Carmo Teixeira Duarte - Pode o Direito Administrativo Proteger o Clima para as Gerações Futuras? - Análise da Decisão do Tribunal Constitucional Alemão relativa à Lei de Proteção do Clima (24/03/2021)



Pode o Direito Administrativo Proteger o Clima para as Gerações Futuras? 
Análise da Decisão do Tribunal Constitucional Alemão relativa à Lei de Proteção do Clima (24/03/2021)


ÍNDICE: I. INTRODUÇÃO; II. O CASO; 2.1. Uma Sentença Jurídica Global; 2.2. Existe um Direito ao Ambiente que deve ser protegido?; III. OS ENCARGOS PARA AS GERAÇÕES FUTURAS; 3.1.Inconstitucionalidade decorrente de um prejuízo futuro; 3.2. O Princípio da Equidade Intergeracional; 3.2. O Princípio da Precaução; IV. CONCLUSÃO.


I. INTRODUÇÃO 

No cenário jurídico do século XXI, a luta contra as alterações climáticas destaca-se como uma das questões mais urgentes e complexas da atualidade. Sendo um problema de caráter global, assume uma dimensão sem fronteiras , exigindo uma resposta coordenada entre diferentes tribunais, desde o Tribunal Europeu de Direitos Humanos , ao Tribunal de Justiça da União Europeia, passando pelos Tribunais Constitucionais Federal e Estaduais, até aos Tribunais Administrativos. A meu ver, o processo político para enfrentar as alterações climáticas tem-se mostrado hesitante. Gerações futuras, as mais afetadas, não têm voz ativa nas democracias atuais, onde os ciclos políticos curtos priorizam interesses imediatos, relegando as soluções climáticas de longo prazo . Neste contexto, e tendo em consideração a decisão do Tribunal Constitucional Federal Alemão sobre a Lei de Proteção do Clima, proferida a 24 de março de 2021, que representa um marco jurídico global, proponho-me desenvolver uma resposta à questão central, expressa no título: “Pode o Direito Administrativo Proteger o Clima para as Gerações Futuras?” 

II. O CASO 

O caso envolveu queixas de inconstitucionalidade contra partes da Lei Federal Alemã de Proteção do Clima de 2019, apresentada por 47 requerentes, incluindo jovens alemães, organizações não governamentais ambientais (ONGAs) e residentes do Bangladesh e Nepal. A lei previa o cumprimento de metas climáticas nacionais, os compromissos estabelecidos no âmbito dos Acordos de Paris e, ainda, uma redução de pelo menos 55% das emissões de gases de efeito estufa até 2030 sem, no entanto, estipular metas claras para além desse período.

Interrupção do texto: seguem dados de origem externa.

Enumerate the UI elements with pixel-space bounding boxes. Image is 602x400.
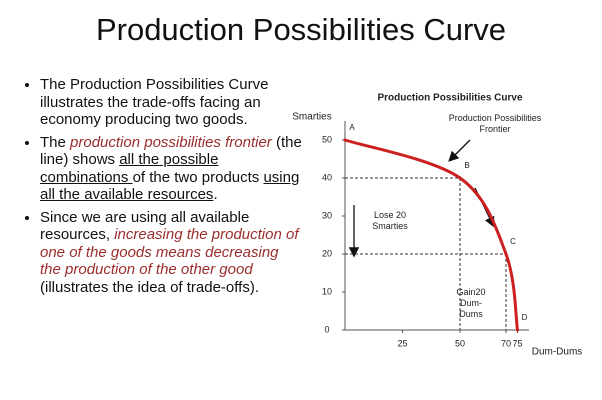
bullet: The Production Possibilities Curve illus… bbox=[40, 76, 302, 129]
bullet: Since we are using all available resourc… bbox=[40, 209, 302, 297]
gain-annotation: Gain20 Dum-Dums bbox=[456, 287, 486, 319]
point bbox=[343, 138, 347, 142]
lose-annotation: Lose 20 Smarties bbox=[372, 210, 408, 231]
bullet-text: increasing the production of one of the … bbox=[40, 226, 299, 278]
bullet-text: using all the available resources bbox=[40, 168, 300, 204]
y-tick-label: 30 bbox=[322, 210, 332, 220]
bullet: The production possibilities frontier (t… bbox=[40, 134, 302, 204]
slide-title: Production Possibilities Curve bbox=[95, 12, 507, 47]
frontier-curve bbox=[344, 138, 519, 331]
bullet-text: The bbox=[40, 133, 71, 151]
point-label: B bbox=[464, 161, 469, 170]
y-tick-label: 20 bbox=[322, 248, 332, 258]
x-tick-label: 50 bbox=[455, 338, 465, 348]
frontier-annotation: Production Possibilities Frontier bbox=[448, 113, 542, 134]
bullet-text: . bbox=[213, 186, 218, 203]
chart-title: Production Possibilities Curve bbox=[377, 93, 522, 104]
x-axis-label: Dum-Dums bbox=[532, 347, 583, 358]
x-tick-label: 25 bbox=[397, 338, 407, 348]
bullet-text: of the two products bbox=[132, 168, 264, 186]
y-tick-label: 0 bbox=[324, 324, 329, 334]
bullet-text: (illustrates the idea of trade-offs). bbox=[40, 278, 259, 296]
x-tick-label: 70 bbox=[501, 338, 511, 348]
bullet-text: Since we are using all available resourc… bbox=[40, 208, 250, 244]
bullet-text: all the possible combinations bbox=[40, 151, 219, 186]
y-tick-label: 50 bbox=[322, 134, 332, 144]
point bbox=[504, 252, 508, 256]
y-axis-label: Smarties bbox=[292, 112, 331, 123]
point bbox=[458, 176, 462, 180]
bullet-text: (the line) shows bbox=[40, 133, 302, 169]
y-tick-label: 10 bbox=[322, 286, 332, 296]
point-label: D bbox=[522, 313, 528, 322]
point bbox=[516, 328, 519, 332]
point-label: A bbox=[349, 123, 355, 132]
bullet-text: production possibilities frontier bbox=[70, 133, 272, 151]
point-label: C bbox=[510, 237, 516, 246]
bullet-list: The Production Possibilities Curve illus… bbox=[16, 76, 302, 301]
annotation-arrow bbox=[448, 139, 471, 162]
y-tick-label: 40 bbox=[322, 172, 332, 182]
bullet-text: The Production Possibilities Curve illus… bbox=[40, 76, 269, 128]
x-tick-label: 75 bbox=[512, 338, 522, 348]
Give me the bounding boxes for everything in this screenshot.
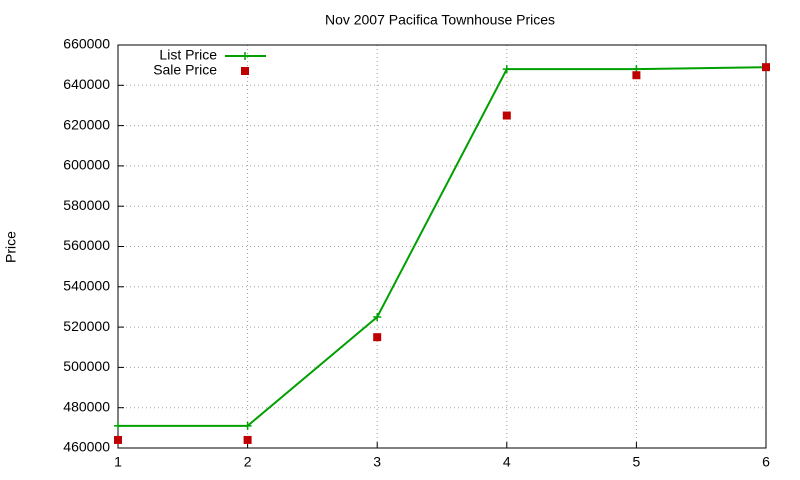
plot-frame xyxy=(117,44,767,449)
y-tick-label: 660000 xyxy=(63,36,110,52)
x-tick-label: 2 xyxy=(244,454,252,470)
legend-marker xyxy=(241,52,249,60)
y-tick-label: 540000 xyxy=(63,278,110,294)
series-line xyxy=(118,66,767,427)
point-marker xyxy=(114,421,122,430)
legend-marker xyxy=(241,67,249,75)
y-tick-label: 560000 xyxy=(63,237,110,253)
legend-label: Sale Price xyxy=(153,62,217,78)
x-tick-label: 5 xyxy=(633,454,641,470)
x-tick-label: 6 xyxy=(762,454,770,470)
point-marker xyxy=(632,71,641,80)
y-tick-label: 480000 xyxy=(63,398,110,414)
x-tick-label: 4 xyxy=(503,454,511,470)
point-marker xyxy=(114,435,122,444)
point-marker xyxy=(502,65,511,74)
point-marker xyxy=(243,421,252,430)
x-tick-label: 1 xyxy=(114,454,122,470)
y-tick-label: 600000 xyxy=(63,157,110,173)
x-tick-label: 3 xyxy=(373,454,381,470)
y-tick-label: 640000 xyxy=(63,76,110,92)
y-tick-label: 460000 xyxy=(63,439,110,455)
chart-title: Nov 2007 Pacifica Townhouse Prices xyxy=(325,12,555,28)
point-marker xyxy=(762,63,770,72)
point-marker xyxy=(373,313,382,322)
y-axis-label: Price xyxy=(3,231,19,263)
point-marker xyxy=(373,333,382,342)
y-tick-label: 500000 xyxy=(63,358,110,374)
point-marker xyxy=(243,435,252,444)
y-tick-label: 580000 xyxy=(63,197,110,213)
y-tick-label: 520000 xyxy=(63,318,110,334)
y-tick-label: 620000 xyxy=(63,116,110,132)
point-marker xyxy=(502,111,511,120)
legend-label: List Price xyxy=(159,47,217,63)
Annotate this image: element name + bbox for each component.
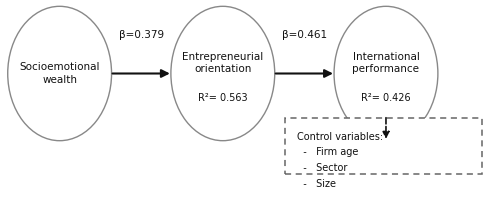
Ellipse shape (334, 6, 438, 141)
Text: Socioemotional
wealth: Socioemotional wealth (20, 62, 100, 85)
Ellipse shape (171, 6, 274, 141)
Text: International
performance: International performance (352, 52, 420, 74)
Text: β=0.461: β=0.461 (282, 30, 327, 40)
Text: R²= 0.426: R²= 0.426 (361, 93, 411, 103)
Text: β=0.379: β=0.379 (118, 30, 164, 40)
Text: Entrepreneurial
orientation: Entrepreneurial orientation (182, 52, 264, 74)
Text: R²= 0.563: R²= 0.563 (198, 93, 248, 103)
Ellipse shape (8, 6, 112, 141)
FancyBboxPatch shape (284, 118, 482, 174)
Text: Control variables:
  -   Firm age
  -   Sector
  -   Size: Control variables: - Firm age - Sector -… (297, 132, 383, 189)
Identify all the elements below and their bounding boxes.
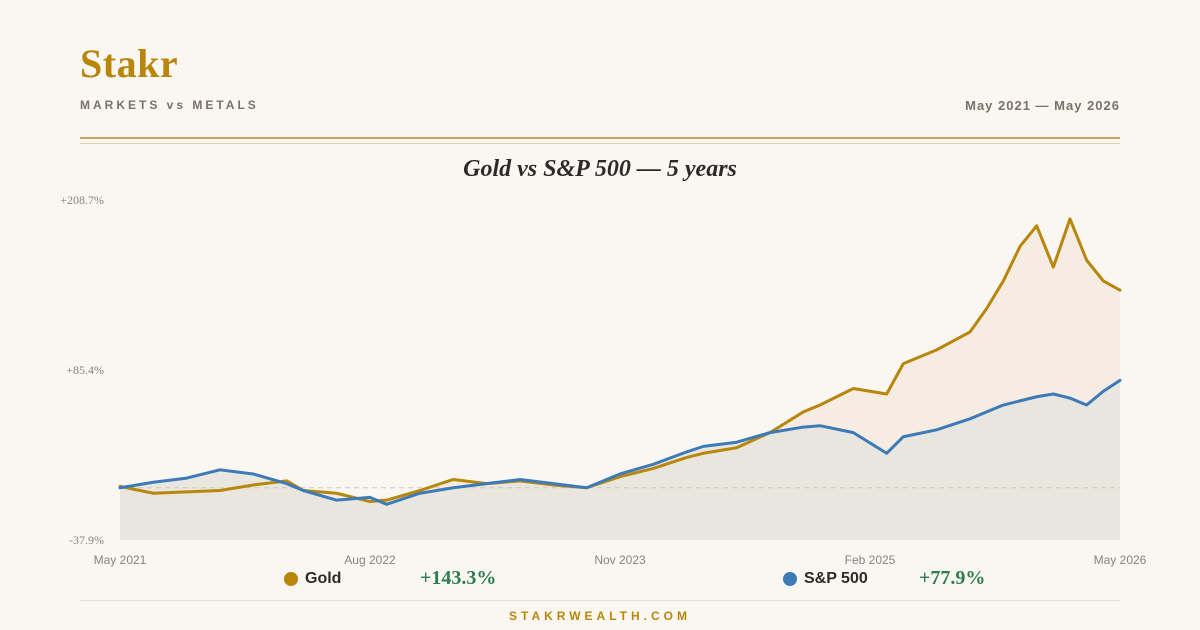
y-tick-label: -37.9% [69,533,104,547]
brand-logo: Stakr [80,41,179,86]
x-tick-label: May 2026 [1094,553,1147,567]
footer-divider [80,600,1120,601]
header-divider-thin [80,143,1120,144]
legend-label-sp500: S&P 500 [804,570,868,587]
x-tick-label: May 2021 [94,553,147,567]
legend-return-sp500: +77.9% [919,567,986,589]
x-tick-label: Aug 2022 [344,553,396,567]
legend-dot-gold [284,572,298,586]
series-line-s-p-500 [118,378,1122,506]
chart-title: Gold vs S&P 500 — 5 years [463,156,737,182]
x-tick-label: Nov 2023 [594,553,646,567]
footer-domain: STAKRWEALTH.COM [509,609,691,623]
y-tick-label: +85.4% [66,363,104,377]
date-range: May 2021 — May 2026 [965,98,1120,113]
page-subtitle: MARKETS vs METALS [80,98,259,112]
legend-dot-sp500 [783,572,797,586]
y-tick-label: +208.7% [60,193,104,207]
legend-return-gold: +143.3% [420,567,497,589]
legend-label-gold: Gold [305,570,342,587]
header-divider [80,137,1120,139]
x-tick-label: Feb 2025 [845,553,896,567]
line-chart: +208.7% +85.4% -37.9% May 2021 Aug 2022 Nov 2… [60,193,1147,567]
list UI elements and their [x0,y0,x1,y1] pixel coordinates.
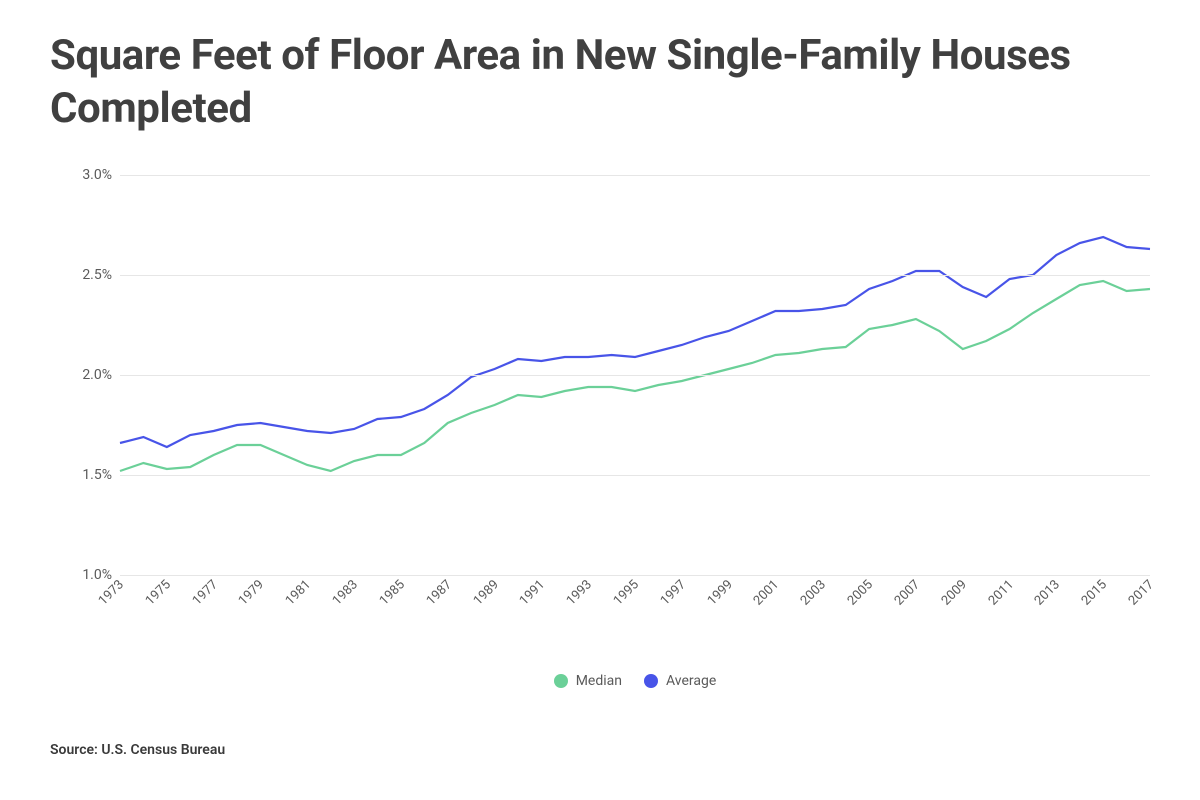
y-tick-label: 1.0% [82,567,112,583]
chart-container: Square Feet of Floor Area in New Single-… [0,0,1200,800]
series-line-average [120,237,1150,447]
x-tick-label: 2003 [798,577,829,608]
y-tick-label: 2.5% [82,267,112,283]
x-tick-label: 2017 [1126,577,1157,608]
gridline [120,275,1150,276]
x-tick-label: 1995 [611,577,642,608]
chart-area: 1.0%1.5%2.0%2.5%3.0% 1973197519771979198… [50,175,1150,645]
x-tick-label: 2009 [938,577,969,608]
legend-item-median: Median [554,673,622,689]
page-title: Square Feet of Floor Area in New Single-… [50,30,1150,135]
x-tick-label: 2005 [845,577,876,608]
x-tick-label: 1987 [423,577,454,608]
x-tick-label: 1993 [564,577,595,608]
x-tick-label: 1975 [143,577,174,608]
x-tick-label: 1997 [658,577,689,608]
y-tick-label: 2.0% [82,367,112,383]
x-tick-label: 1983 [330,577,361,608]
gridline [120,475,1150,476]
y-tick-label: 1.5% [82,467,112,483]
plot-area [120,175,1150,575]
x-tick-label: 1991 [517,577,548,608]
legend-label-average: Average [666,673,716,689]
y-axis: 1.0%1.5%2.0%2.5%3.0% [50,175,120,645]
x-tick-label: 1981 [283,577,314,608]
legend-swatch-median [554,674,568,688]
x-axis: 1973197519771979198119831985198719891991… [120,575,1150,645]
series-line-median [120,281,1150,471]
x-tick-label: 2013 [1032,577,1063,608]
x-tick-label: 2015 [1079,577,1110,608]
source-text: Source: U.S. Census Bureau [50,742,225,758]
y-tick-label: 3.0% [82,167,112,183]
legend-item-average: Average [644,673,716,689]
gridline [120,375,1150,376]
x-tick-label: 1999 [704,577,735,608]
x-tick-label: 1989 [470,577,501,608]
x-tick-label: 2011 [985,577,1016,608]
x-tick-label: 1977 [189,577,220,608]
legend-label-median: Median [576,673,622,689]
x-tick-label: 1985 [377,577,408,608]
gridline [120,175,1150,176]
legend: Median Average [120,673,1150,689]
legend-swatch-average [644,674,658,688]
x-tick-label: 2001 [751,577,782,608]
x-tick-label: 1979 [236,577,267,608]
x-tick-label: 2007 [892,577,923,608]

Os requerentes alegaram que a ausência de planeamento pós 2030 transferia encargos de redução de emissões para gerações futuras, violando o princípio da justiça intergeracional e comprometendo a liberdade dessas gerações. 

Por seu lado, o acórdão conclui que algumas normas “são incompatíveis com os direitos fundamentais, na medida em que não contêm disposições sobre a atualização dos objetivos de redução (dos gases com efeito de estufa), para períodos a partir de 2031, que respeitem os requisitos constitucionais”.

2.1 Uma Sentença Jurídica Global 

Desde logo, importa reconhecer que a globalização redefiniu o conceito de Interesse Público, que deixou de ser estritamente nacional para assumir uma dimensão transnacional, aplicável, em especial, ao tema das mudanças climáticas. Daí que o presente acórdão trate de “uma questão global (...), que aplica normas internacionais, estabelece o dever de autoridades alemães protegerem o ambiente na esfera internacional, concede a cidadãos estrangeiros o direito de defenderem os seus direitos fundamentais, perante o Tribunal Constitucional Alemão, admitindo que estes também são protegidos pela Constituição Alemã” . 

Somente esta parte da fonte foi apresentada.